Her voice was like a blow, and he didn’t know how she could have spoken so softly when it felt as if she’d hauled off and struck him. Hard.

He told himself he was grateful.

The things he saw in her eyes were not for him. He was a Betancur. The worst of them, according to Susannah. The high king of the vipers, and nothing would ever change that. Not his so-called death and resurrection.

Not her.

“Of course,” he said stiffly, all cut glass and stone. “You need only ask.”

“Leonidas,” she whispered then, her blue eyes filling with a different emotion he didn’t want to see. He could feel it in the way her fingers dug into his shoulder and her hand clenched in his. “Leonidas, you have to understand—”

“I don’t,” he told her, and he willed himself to stone. To granite. To something impenetrable, even to a woman like this, who still smelled like innocence and still gazed at him like he might really be a god after all. “I don’t have to understand anything. We had a deal. Even the worst of the Betancurs can keep his word, Susannah, I assure you.”

She flinched at that. “I didn’t mean that.”

“I think we both know you did. Every word.” He stopped moving, holding her against his chest as if he was turning the dance into something else, right there beneath the riot of chandeliers where everyone could see them. Her green dress pooled around his legs, and he had the fleeting thought that he was the one drowning. Steel, he ordered himself. Stone. “I am everything you think I am and worse, little one. I will eat you alive and enjoy every bite.
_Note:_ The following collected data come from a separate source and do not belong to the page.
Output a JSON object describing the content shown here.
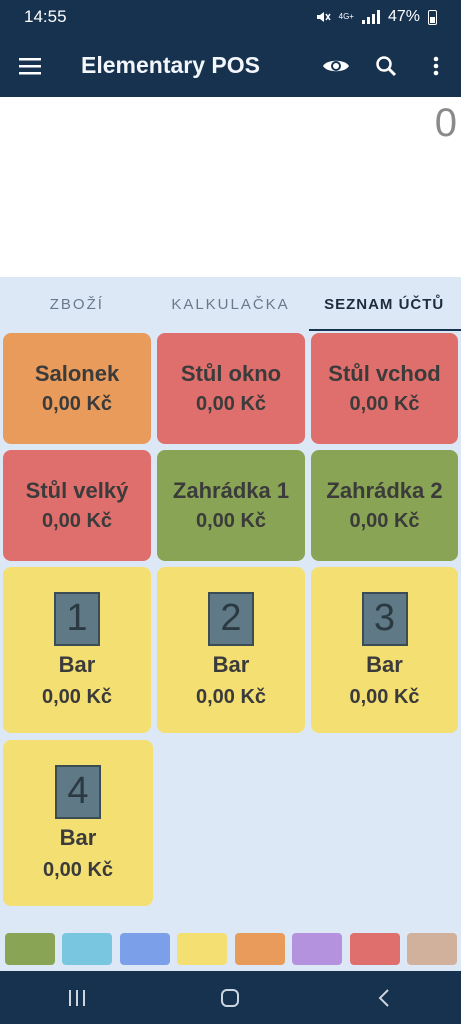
{
  "status": {
    "time": "14:55",
    "network": "4G+",
    "battery": "47%"
  },
  "app": {
    "title": "Elementary POS"
  },
  "display": {
    "value": "0"
  },
  "tabs": [
    {
      "label": "ZBOŽÍ",
      "active": false
    },
    {
      "label": "KALKULAČKA",
      "active": false
    },
    {
      "label": "SEZNAM ÚČTŮ",
      "active": true
    }
  ],
  "tiles": [
    {
      "name": "Salonek",
      "amount": "0,00 Kč",
      "color": "#e89b5a"
    },
    {
      "name": "Stůl okno",
      "amount": "0,00 Kč",
      "color": "#df6f6c"
    },
    {
      "name": "Stůl vchod",
      "amount": "0,00 Kč",
      "color": "#df6f6c"
    },
    {
      "name": "Stůl velký",
      "amount": "0,00 Kč",
      "color": "#df6f6c"
    },
    {
      "name": "Zahrádka 1",
      "amount": "0,00 Kč",
      "color": "#8aa455"
    },
    {
      "name": "Zahrádka 2",
      "amount": "0,00 Kč",
      "color": "#8aa455"
    },
    {
      "number": "1",
      "name": "Bar",
      "amount": "0,00 Kč",
      "color": "#f4df73"
    },
    {
      "number": "2",
      "name": "Bar",
      "amount": "0,00 Kč",
      "color": "#f4df73"
    },
    {
      "number": "3",
      "name": "Bar",
      "amount": "0,00 Kč",
      "color": "#f4df73"
    },
    {
      "number": "4",
      "name": "Bar",
      "amount": "0,00 Kč",
      "color": "#f4df73"
    }
  ],
  "palette": [
    "#8aa455",
    "#79c6e0",
    "#7b9fe8",
    "#f4df73",
    "#e89b5a",
    "#b592dd",
    "#df6f6c",
    "#d2b19c"
  ],
  "colors": {
    "bar": "#17324f",
    "background": "#dce8f5"
  }
}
Running away from me and this cesspool I call my business and family is the best thing you could possibly do.”

“Leonidas, please.”

“You were my widow for four years,” he said with a quiet ferocity that left marks inside him with every word. “All I need is a few more hours. Can you do that?”
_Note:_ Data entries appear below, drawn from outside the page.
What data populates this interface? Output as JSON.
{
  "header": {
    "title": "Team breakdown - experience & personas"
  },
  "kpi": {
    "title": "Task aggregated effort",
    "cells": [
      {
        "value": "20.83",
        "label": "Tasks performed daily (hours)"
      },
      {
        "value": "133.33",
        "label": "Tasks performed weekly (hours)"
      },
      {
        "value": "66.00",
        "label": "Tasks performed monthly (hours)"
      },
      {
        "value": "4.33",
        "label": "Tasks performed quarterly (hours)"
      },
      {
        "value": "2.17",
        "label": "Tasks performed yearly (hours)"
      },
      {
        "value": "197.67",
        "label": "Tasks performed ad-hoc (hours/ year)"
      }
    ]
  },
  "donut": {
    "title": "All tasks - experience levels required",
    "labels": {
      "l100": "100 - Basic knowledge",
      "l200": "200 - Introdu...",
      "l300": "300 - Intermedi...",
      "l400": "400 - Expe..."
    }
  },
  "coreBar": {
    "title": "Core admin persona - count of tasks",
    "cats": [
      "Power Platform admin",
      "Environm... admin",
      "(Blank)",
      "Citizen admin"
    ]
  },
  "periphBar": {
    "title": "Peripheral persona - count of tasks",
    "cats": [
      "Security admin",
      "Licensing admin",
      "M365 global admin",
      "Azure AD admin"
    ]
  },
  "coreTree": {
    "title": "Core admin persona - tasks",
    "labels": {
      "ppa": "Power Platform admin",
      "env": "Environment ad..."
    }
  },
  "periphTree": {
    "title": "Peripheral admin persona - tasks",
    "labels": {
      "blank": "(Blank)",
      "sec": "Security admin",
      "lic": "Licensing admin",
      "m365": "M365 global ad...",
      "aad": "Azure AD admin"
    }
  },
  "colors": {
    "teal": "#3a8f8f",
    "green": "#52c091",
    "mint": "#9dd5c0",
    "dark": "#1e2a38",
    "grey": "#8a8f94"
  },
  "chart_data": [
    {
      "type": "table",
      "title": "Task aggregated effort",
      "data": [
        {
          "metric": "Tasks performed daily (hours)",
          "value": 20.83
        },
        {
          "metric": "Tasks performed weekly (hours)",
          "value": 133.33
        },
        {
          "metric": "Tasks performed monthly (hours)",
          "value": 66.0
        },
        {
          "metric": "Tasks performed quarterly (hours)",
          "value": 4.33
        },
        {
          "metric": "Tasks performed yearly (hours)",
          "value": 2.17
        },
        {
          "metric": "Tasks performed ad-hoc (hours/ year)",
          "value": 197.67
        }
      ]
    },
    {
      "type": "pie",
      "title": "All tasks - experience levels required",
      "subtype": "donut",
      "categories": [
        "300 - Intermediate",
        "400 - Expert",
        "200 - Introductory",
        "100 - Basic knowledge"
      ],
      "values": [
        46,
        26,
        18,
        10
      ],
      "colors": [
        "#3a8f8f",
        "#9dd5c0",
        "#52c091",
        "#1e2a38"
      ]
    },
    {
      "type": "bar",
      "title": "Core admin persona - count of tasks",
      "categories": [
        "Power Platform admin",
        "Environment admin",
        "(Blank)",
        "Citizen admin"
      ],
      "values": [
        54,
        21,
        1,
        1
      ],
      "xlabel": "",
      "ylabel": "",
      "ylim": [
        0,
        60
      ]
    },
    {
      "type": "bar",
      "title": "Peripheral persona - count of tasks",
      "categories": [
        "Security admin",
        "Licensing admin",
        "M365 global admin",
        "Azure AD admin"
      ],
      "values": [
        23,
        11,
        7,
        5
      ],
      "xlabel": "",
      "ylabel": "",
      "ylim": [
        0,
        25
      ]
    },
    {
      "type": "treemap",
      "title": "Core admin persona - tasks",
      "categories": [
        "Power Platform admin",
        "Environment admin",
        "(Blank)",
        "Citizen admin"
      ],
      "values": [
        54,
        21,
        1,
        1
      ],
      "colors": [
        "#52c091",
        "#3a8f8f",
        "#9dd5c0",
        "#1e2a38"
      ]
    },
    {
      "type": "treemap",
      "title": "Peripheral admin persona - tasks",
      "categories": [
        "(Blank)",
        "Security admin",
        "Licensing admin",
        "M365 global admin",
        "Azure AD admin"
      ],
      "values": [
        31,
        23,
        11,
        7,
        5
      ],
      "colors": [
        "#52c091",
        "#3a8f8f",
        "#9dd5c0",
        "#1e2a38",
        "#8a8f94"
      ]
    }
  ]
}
She looked helpless and he knew who he was then. Not that he’d been in any doubt. Because he liked it.

“Of course. And this doesn’t have to end tonight. It just has to end.”

Leonidas did nothing to contain himself then. The wildness in him. The darkness he feared might be lethal. The need and the hunger and all the things he wanted to do to her, all wrapped up in that howling thing that didn’t want to let her go. That wanted more.

That wanted.

He knew exactly what he wanted tonight.

“It will be tonight,” he growled at her, still holding her too close against him. “Or not at all. The choice is yours. But once you make it, Susannah, there’s no going back. I am not a forgiving man no matter what identity I wear. Do you understand me?”